11 1.7 Objectives of the Research Work Categorization of search results returned by a search engine is the main focus of this thesis. The following are the main objectives of the work reported herein. To try and find a method that automatically determines the number of natural clusters (K) present in a set of web search results with reasonable accuracy. Once clustering is done, which is to know essentially which search results (web pages) belong together as a group, each web page can be labeled with the corresponding cluster number. This means that the individual web pages are automatically annotated with a label instead of a human expert doing that job. When the popular vector space model is used to represent web pages, the resulting dimensionality is usually very high, a few thousand terms, even for a moderately large data collection. In that context, feature selection for the purpose of dimensionality reduction becomes very essential. As rough set reducts are known to uncover data dependencies very well, another main objective of this work is to investigate their applicability in their current form to the domain of web page categorization and suggest any modifications if found necessary. Classification of instances of a dataset is carried out by a classifier after it learns the model from a training dataset. The training data

12 generally consists of instances which are labeled by a human expert. The labels are the classes into which the instances of the dataset are divided and are fixed by the human expert. The essence is that human intervention is required in the form of preparing the training data. Clustering of large datasets is universally accepted as a difficult problem, since it tries to group instances together, without the helping hand of a human supervisor. Also, algorithms such as K-Medoids have a very high time complexity and have runtimes which are unacceptably high, even for moderately large datasets. The third objective of the thesis is to integrate both clustering and classification in the context of web page categorization. In the proposed approach, clustering would be used instead of a human expert in preparing the training data for the classifier. 1.8 Organization of the Thesis The contents of the thesis are organized and presented in the following manner. Chapter 2 presents the literature review on the existing approaches for web page categorization. In chapter 3, a review of the vector space model is presented. Vector space model is a popular document representation model and it has been used in this thesis. Further, a brief introduction is given to

13 some of the existing similarity measures and clustering methods that are generally used in webpage categorization. Chapter 4 presents a brief overview of the rough set theory and the QuickReduct algorithm. QuickReduct algorithm can be used for the purpose of dimensionality reduction through feature selection. A review of the existing work related to QuickReduct is also presented. Chapter 5 presents the Find-K algorithm, which is one of the main contributions of this thesis.
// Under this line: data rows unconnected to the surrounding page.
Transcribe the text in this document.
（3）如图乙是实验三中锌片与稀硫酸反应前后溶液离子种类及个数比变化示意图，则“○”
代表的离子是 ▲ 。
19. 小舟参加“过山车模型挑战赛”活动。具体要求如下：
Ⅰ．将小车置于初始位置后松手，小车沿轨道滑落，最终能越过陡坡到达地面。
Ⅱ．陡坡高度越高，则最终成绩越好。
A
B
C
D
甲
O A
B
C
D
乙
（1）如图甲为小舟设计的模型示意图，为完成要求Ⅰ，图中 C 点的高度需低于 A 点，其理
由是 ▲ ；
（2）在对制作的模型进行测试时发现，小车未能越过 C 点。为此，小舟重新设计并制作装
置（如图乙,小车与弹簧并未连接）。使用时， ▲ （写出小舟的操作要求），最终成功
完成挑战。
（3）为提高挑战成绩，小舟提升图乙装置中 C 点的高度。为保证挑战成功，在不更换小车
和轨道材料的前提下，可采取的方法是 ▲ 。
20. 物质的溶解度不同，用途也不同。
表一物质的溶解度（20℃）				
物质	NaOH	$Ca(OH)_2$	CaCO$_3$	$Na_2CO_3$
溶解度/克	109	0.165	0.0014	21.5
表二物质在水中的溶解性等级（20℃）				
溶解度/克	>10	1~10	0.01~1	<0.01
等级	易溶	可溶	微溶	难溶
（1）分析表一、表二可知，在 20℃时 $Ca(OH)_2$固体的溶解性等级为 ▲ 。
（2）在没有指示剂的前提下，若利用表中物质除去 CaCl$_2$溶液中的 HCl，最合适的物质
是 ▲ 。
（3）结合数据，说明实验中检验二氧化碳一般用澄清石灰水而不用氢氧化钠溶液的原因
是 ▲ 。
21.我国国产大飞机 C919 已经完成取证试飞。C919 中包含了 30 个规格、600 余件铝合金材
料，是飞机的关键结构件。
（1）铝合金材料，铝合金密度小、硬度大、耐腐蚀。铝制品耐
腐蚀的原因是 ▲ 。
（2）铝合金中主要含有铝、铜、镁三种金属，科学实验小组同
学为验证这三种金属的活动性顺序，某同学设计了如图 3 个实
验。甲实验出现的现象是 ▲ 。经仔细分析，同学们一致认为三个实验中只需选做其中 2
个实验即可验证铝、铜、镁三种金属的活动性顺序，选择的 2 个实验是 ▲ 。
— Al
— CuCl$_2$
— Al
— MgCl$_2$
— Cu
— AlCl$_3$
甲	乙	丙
Along with the description of the algorithm, results and discussion are also presented. A graph based mathematical model is also presented here. In chapter 6, a modification to the existing rough set based QuickReduct algorithm is proposed. Chapter 7 presents a new approach to web page categorization, called Integrated Machine Learning Approach (IMLA). This method puts together clustering and classification by integrating the work reported in chapter 5 and 6 and thereby proposes a novel approach to web page categorization. Chapter 8 presents discussion and conclusions, limitations of the current work and future scope.